With the sun comes the heat. Hot days and heat waves can pose more problems to fleet vehicles than needing to turn up the A/C. These issues are mostly seen in the vehicle’s tires and engine. First, with tires, they are very susceptible to blowouts and flats during the heat. This is due to the fact that in the winter most tires become more deflated (less air pressure) and then when the summer comes, that lower pressure is heated up, causing the tires to expand and then blowout. Next, engines also become a concern during the heat. During the heat, engines can overheat and then fail, or even cause a small fire. Both of these situations are very dangerous while on the road. For both cases, having a robust maintenance schedule is very helpful, but also proper training to drivers to recognize signs of the engine overheating or the tires being flat can prevent a very dangerous situation on the road.
Last but certainly not least, the roads in general become more flooded with all sorts of different things. First, drivers on the road in general uptick during the summer season, especially in bigger cities and common tourist attractions. We all know the frustration when the summer rolls around and normal 10-minute drives turn to 15/20 and traffic becomes the norm. Even as this summer season has rolled around, my drive time back from work has already increased by about 10-15 minutes. Moving past the highway, city streets are not only more packed with cars, but also with pedestrians, bicyclists, and more. For fleets operating large vehicles, this not only slows down route times, but likewise poses a threat to safety as pedestrians are hard to see from every angle. Finally, with the better weather, more construction projects occur.
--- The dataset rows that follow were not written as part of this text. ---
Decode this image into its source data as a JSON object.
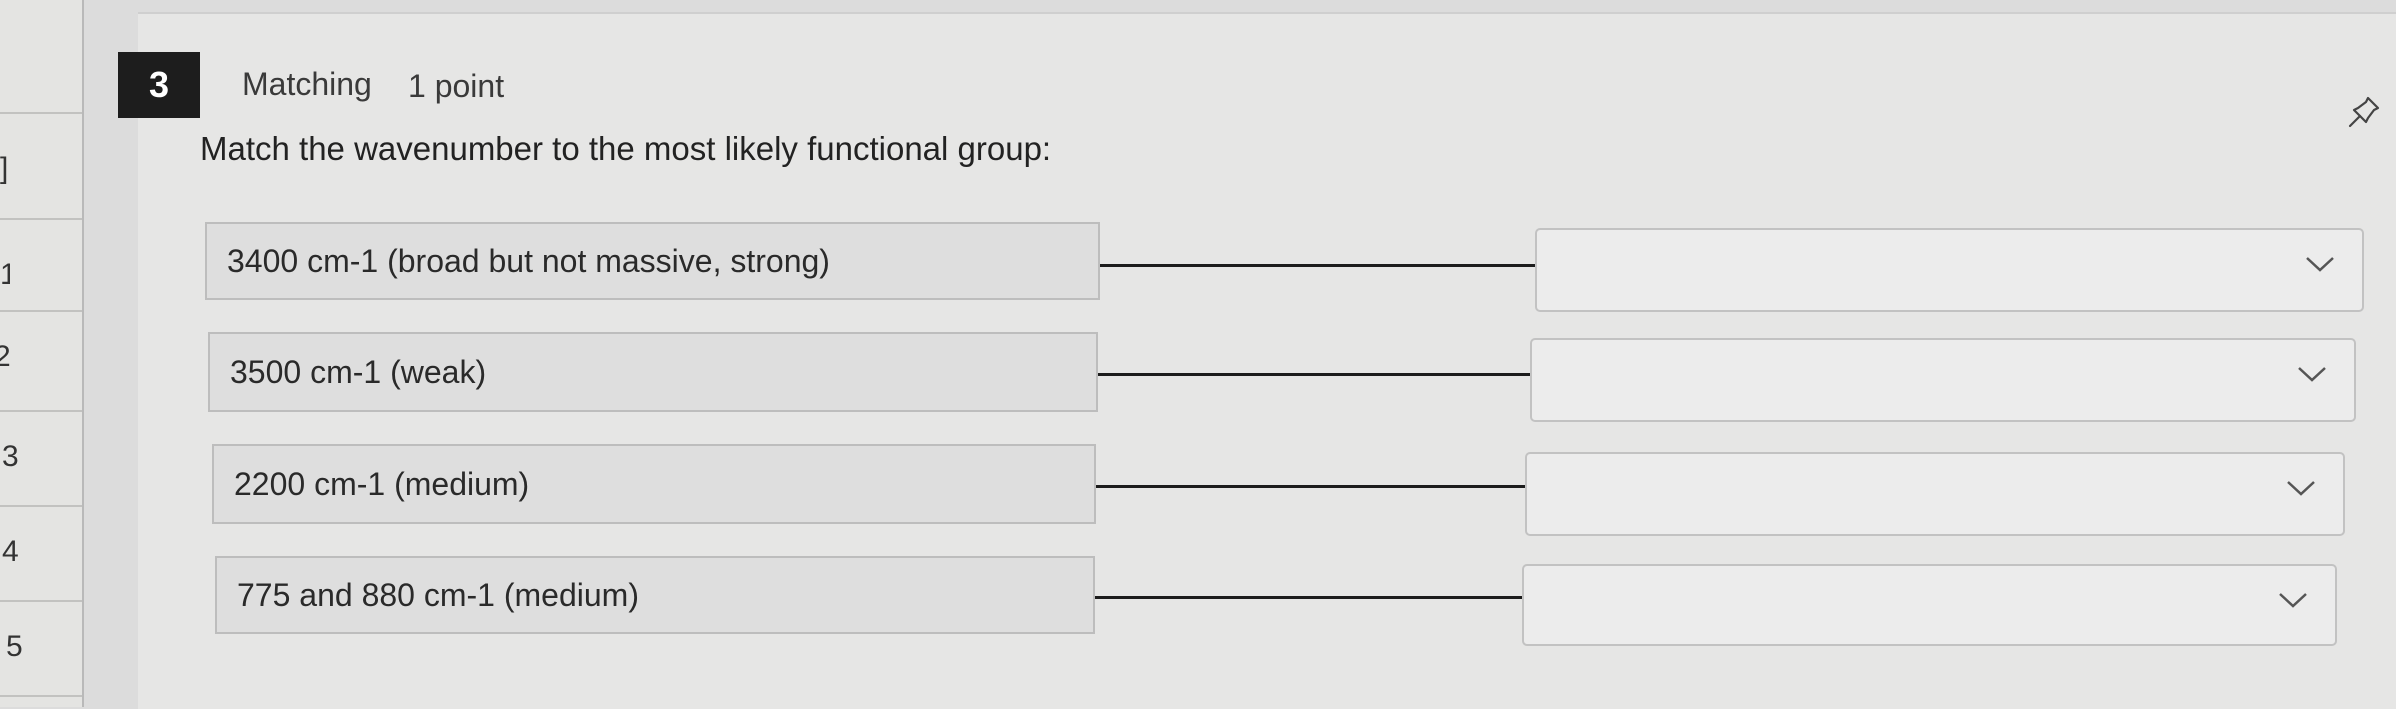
{
  "nav": {
    "numbers": [
      "2",
      "3",
      "4",
      "5"
    ]
  },
  "question": {
    "number": "3",
    "type": "Matching",
    "points": "1 point",
    "prompt": "Match the wavenumber to the most likely functional group:"
  },
  "matches": [
    {
      "premise": "3400 cm-1 (broad but not massive, strong)",
      "answer": ""
    },
    {
      "premise": "3500 cm-1 (weak)",
      "answer": ""
    },
    {
      "premise": "2200 cm-1 (medium)",
      "answer": ""
    },
    {
      "premise": "775 and 880 cm-1 (medium)",
      "answer": ""
    }
  ],
  "icons": {
    "pin": "pin-icon",
    "dropdown": "chevron-down-icon"
  }
}
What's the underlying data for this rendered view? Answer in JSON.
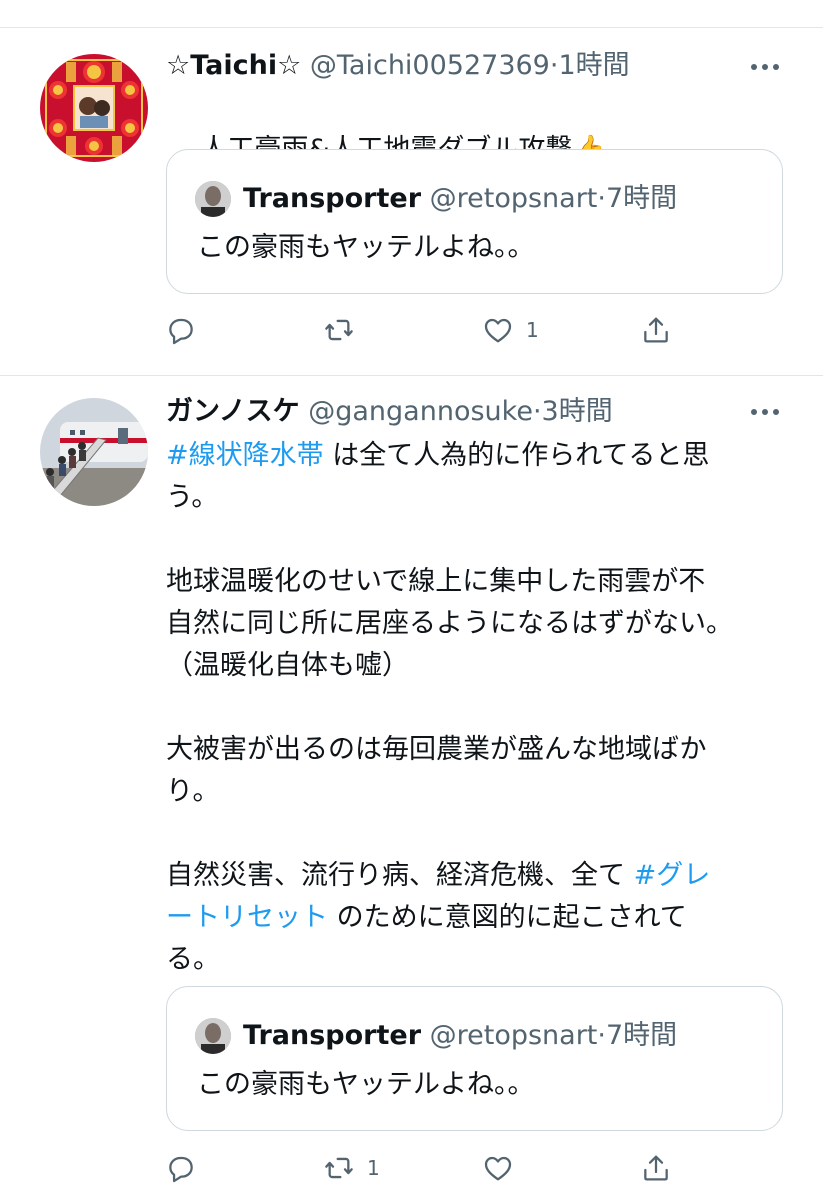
{
  "tweets": [
    {
      "display_name": "☆Taichi☆",
      "handle": "@Taichi00527369",
      "separator": "·",
      "time": "1時間",
      "avatar_icon": "lucky-charm-avatar-icon",
      "text_parts": [
        {
          "text": "人工豪雨&人工地震ダブル攻撃",
          "hashtag": false
        }
      ],
      "emoji": "👍",
      "quote": {
        "display_name": "Transporter",
        "handle": "@retopsnart",
        "separator": "·",
        "time": "7時間",
        "text": "この豪雨もヤッテルよね。。"
      },
      "actions": {
        "reply_count": "",
        "retweet_count": "",
        "like_count": "1"
      }
    },
    {
      "display_name": "ガンノスケ",
      "handle": "@gangannosuke",
      "separator": "·",
      "time": "3時間",
      "avatar_icon": "airplane-boarding-avatar-icon",
      "body_lines": [
        {
          "segments": [
            {
              "text": "#線状降水帯",
              "hashtag": true
            },
            {
              "text": " は全て人為的に作られてると思",
              "hashtag": false
            }
          ]
        },
        {
          "segments": [
            {
              "text": "う。",
              "hashtag": false
            }
          ]
        },
        {
          "segments": [
            {
              "text": "",
              "hashtag": false
            }
          ]
        },
        {
          "segments": [
            {
              "text": "地球温暖化のせいで線上に集中した雨雲が不",
              "hashtag": false
            }
          ]
        },
        {
          "segments": [
            {
              "text": "自然に同じ所に居座るようになるはずがない。",
              "hashtag": false
            }
          ]
        },
        {
          "segments": [
            {
              "text": "（温暖化自体も嘘）",
              "hashtag": false
            }
          ]
        },
        {
          "segments": [
            {
              "text": "",
              "hashtag": false
            }
          ]
        },
        {
          "segments": [
            {
              "text": "大被害が出るのは毎回農業が盛んな地域ばか",
              "hashtag": false
            }
          ]
        },
        {
          "segments": [
            {
              "text": "り。",
              "hashtag": false
            }
          ]
        },
        {
          "segments": [
            {
              "text": "",
              "hashtag": false
            }
          ]
        },
        {
          "segments": [
            {
              "text": "自然災害、流行り病、経済危機、全て ",
              "hashtag": false
            },
            {
              "text": "#グレ",
              "hashtag": true
            }
          ]
        },
        {
          "segments": [
            {
              "text": "ートリセット",
              "hashtag": true
            },
            {
              "text": " のために意図的に起こされて",
              "hashtag": false
            }
          ]
        },
        {
          "segments": [
            {
              "text": "る。",
              "hashtag": false
            }
          ]
        }
      ],
      "quote": {
        "display_name": "Transporter",
        "handle": "@retopsnart",
        "separator": "·",
        "time": "7時間",
        "text": "この豪雨もヤッテルよね。。"
      },
      "actions": {
        "reply_count": "",
        "retweet_count": "1",
        "like_count": ""
      }
    }
  ],
  "icons": {
    "more": "more-icon",
    "reply": "reply-icon",
    "retweet": "retweet-icon",
    "like": "heart-icon",
    "share": "share-icon"
  },
  "colors": {
    "text": "#0f1419",
    "secondary": "#536471",
    "hashtag": "#1d9bf0",
    "divider": "#e1e6ea",
    "quote_border": "#cfd9de"
  }
}
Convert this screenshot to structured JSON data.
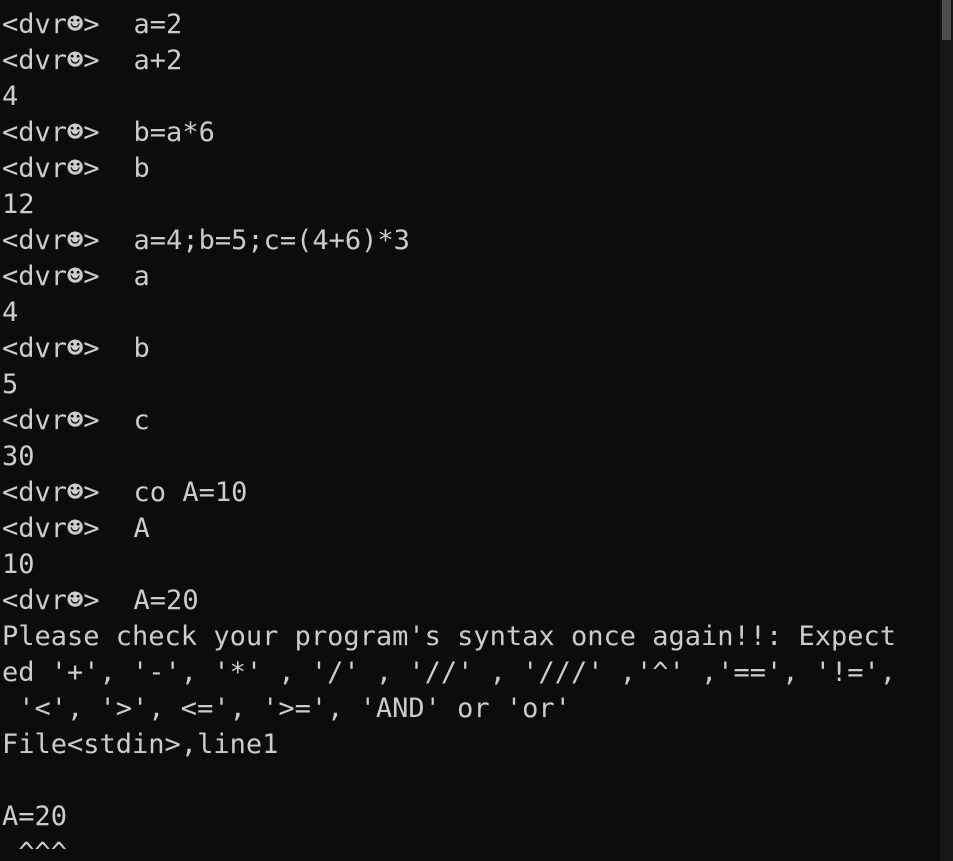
{
  "console": {
    "prompt": "<dvr☻>",
    "lines": [
      {
        "kind": "input",
        "text": "a=2"
      },
      {
        "kind": "input",
        "text": "a+2"
      },
      {
        "kind": "output",
        "text": "4"
      },
      {
        "kind": "input",
        "text": "b=a*6"
      },
      {
        "kind": "input",
        "text": "b"
      },
      {
        "kind": "output",
        "text": "12"
      },
      {
        "kind": "input",
        "text": "a=4;b=5;c=(4+6)*3"
      },
      {
        "kind": "input",
        "text": "a"
      },
      {
        "kind": "output",
        "text": "4"
      },
      {
        "kind": "input",
        "text": "b"
      },
      {
        "kind": "output",
        "text": "5"
      },
      {
        "kind": "input",
        "text": "c"
      },
      {
        "kind": "output",
        "text": "30"
      },
      {
        "kind": "input",
        "text": "co A=10"
      },
      {
        "kind": "input",
        "text": "A"
      },
      {
        "kind": "output",
        "text": "10"
      },
      {
        "kind": "input",
        "text": "A=20"
      },
      {
        "kind": "output",
        "text": "Please check your program's syntax once again!!: Expect"
      },
      {
        "kind": "output",
        "text": "ed '+', '-', '*' , '/' , '//' , '///' ,'^' ,'==', '!=',"
      },
      {
        "kind": "output",
        "text": " '<', '>', <=', '>=', 'AND' or 'or'"
      },
      {
        "kind": "output",
        "text": "File<stdin>,line1"
      },
      {
        "kind": "output",
        "text": ""
      },
      {
        "kind": "output",
        "text": "A=20"
      },
      {
        "kind": "output",
        "text": " ^^^"
      }
    ]
  }
}
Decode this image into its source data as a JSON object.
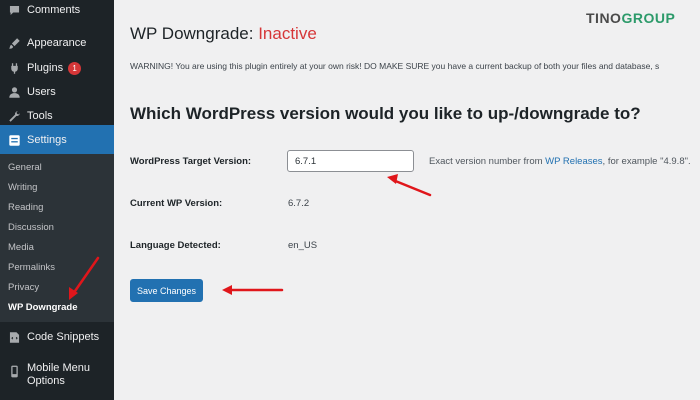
{
  "sidebar": {
    "menu": [
      {
        "label": "Comments",
        "icon": "comment-icon"
      },
      {
        "label": "Appearance",
        "icon": "brush-icon"
      },
      {
        "label": "Plugins",
        "icon": "plugin-icon",
        "badge": "1"
      },
      {
        "label": "Users",
        "icon": "user-icon"
      },
      {
        "label": "Tools",
        "icon": "wrench-icon"
      },
      {
        "label": "Settings",
        "icon": "settings-icon"
      }
    ],
    "submenu": [
      "General",
      "Writing",
      "Reading",
      "Discussion",
      "Media",
      "Permalinks",
      "Privacy",
      "WP Downgrade"
    ],
    "after": [
      {
        "label": "Code Snippets",
        "icon": "code-icon"
      },
      {
        "label": "Mobile Menu Options",
        "icon": "mobile-icon"
      }
    ]
  },
  "page": {
    "title": "WP Downgrade:",
    "status": "Inactive",
    "logo_part1": "TINO",
    "logo_part2": "GROUP",
    "warning": "WARNING! You are using this plugin entirely at your own risk! DO MAKE SURE you have a current backup of both your files and database, s",
    "heading": "Which WordPress version would you like to up-/downgrade to?",
    "target_label": "WordPress Target Version:",
    "target_value": "6.7.1",
    "hint_prefix": "Exact version number from ",
    "hint_link": "WP Releases",
    "hint_suffix": ", for example \"4.9.8\".",
    "current_label": "Current WP Version:",
    "current_value": "6.7.2",
    "lang_label": "Language Detected:",
    "lang_value": "en_US",
    "save_label": "Save Changes"
  },
  "colors": {
    "accent": "#2271b1",
    "danger": "#d63638",
    "annotation_arrow": "#e0161b"
  }
}
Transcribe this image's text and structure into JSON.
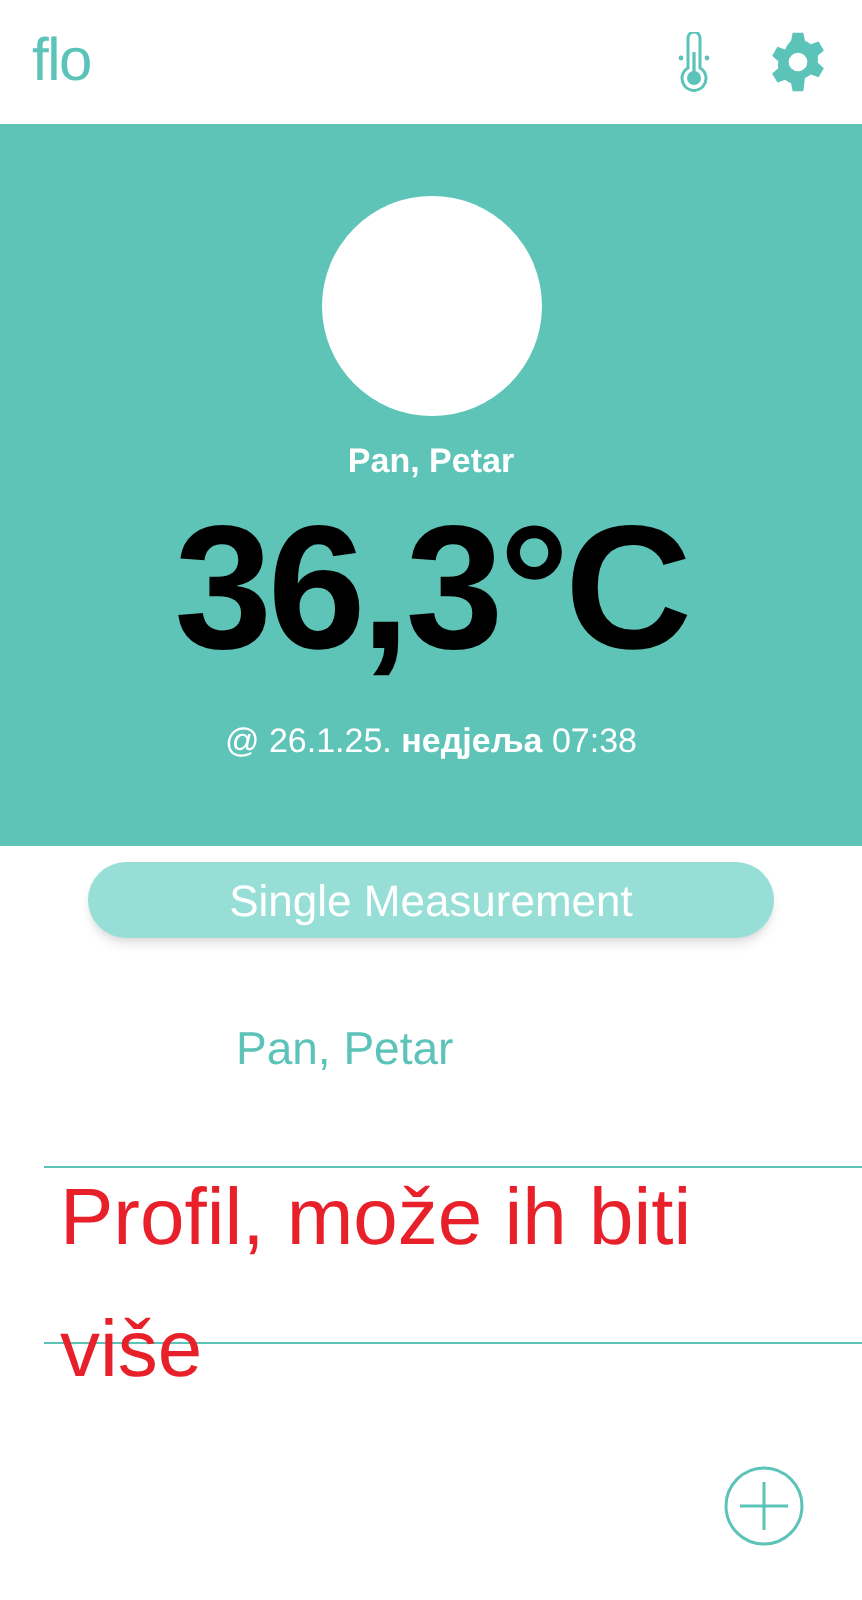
{
  "header": {
    "logo": "flo"
  },
  "current": {
    "name": "Pan, Petar",
    "temperature": "36,3°C",
    "timestamp": "@ 26.1.25. **недјеља** 07:38"
  },
  "mode_button": {
    "label": "Single Measurement"
  },
  "profiles": [
    {
      "name": "Pan, Petar"
    }
  ],
  "annotation": {
    "text": "Profil, može ih biti više"
  }
}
These projects can have a heavy toll on the drive time for different routes and make it harder for the drivers to do their job. All three of these factors slow down fleet operations, and so knowing this ahead of time, fleet managers need to proactively plan for longer travel times to allow themselves the chance to continue fulfilling everything.
The summer sun brings a lot of benefits to us and fleet drivers. But there are still many negatives that fleets must proactively plan for to ensure they do not miss a beat. Utilizing technologies like the EZ750 gateway from EZ Fleet Tracking can help with locating cars affected by weather like hurricanes, fires, or rainstorms, with regulating maintenance of vehicles, and with illuminating driving behaviors that need to be adjusted to accommodate for busier and more variable road conditions.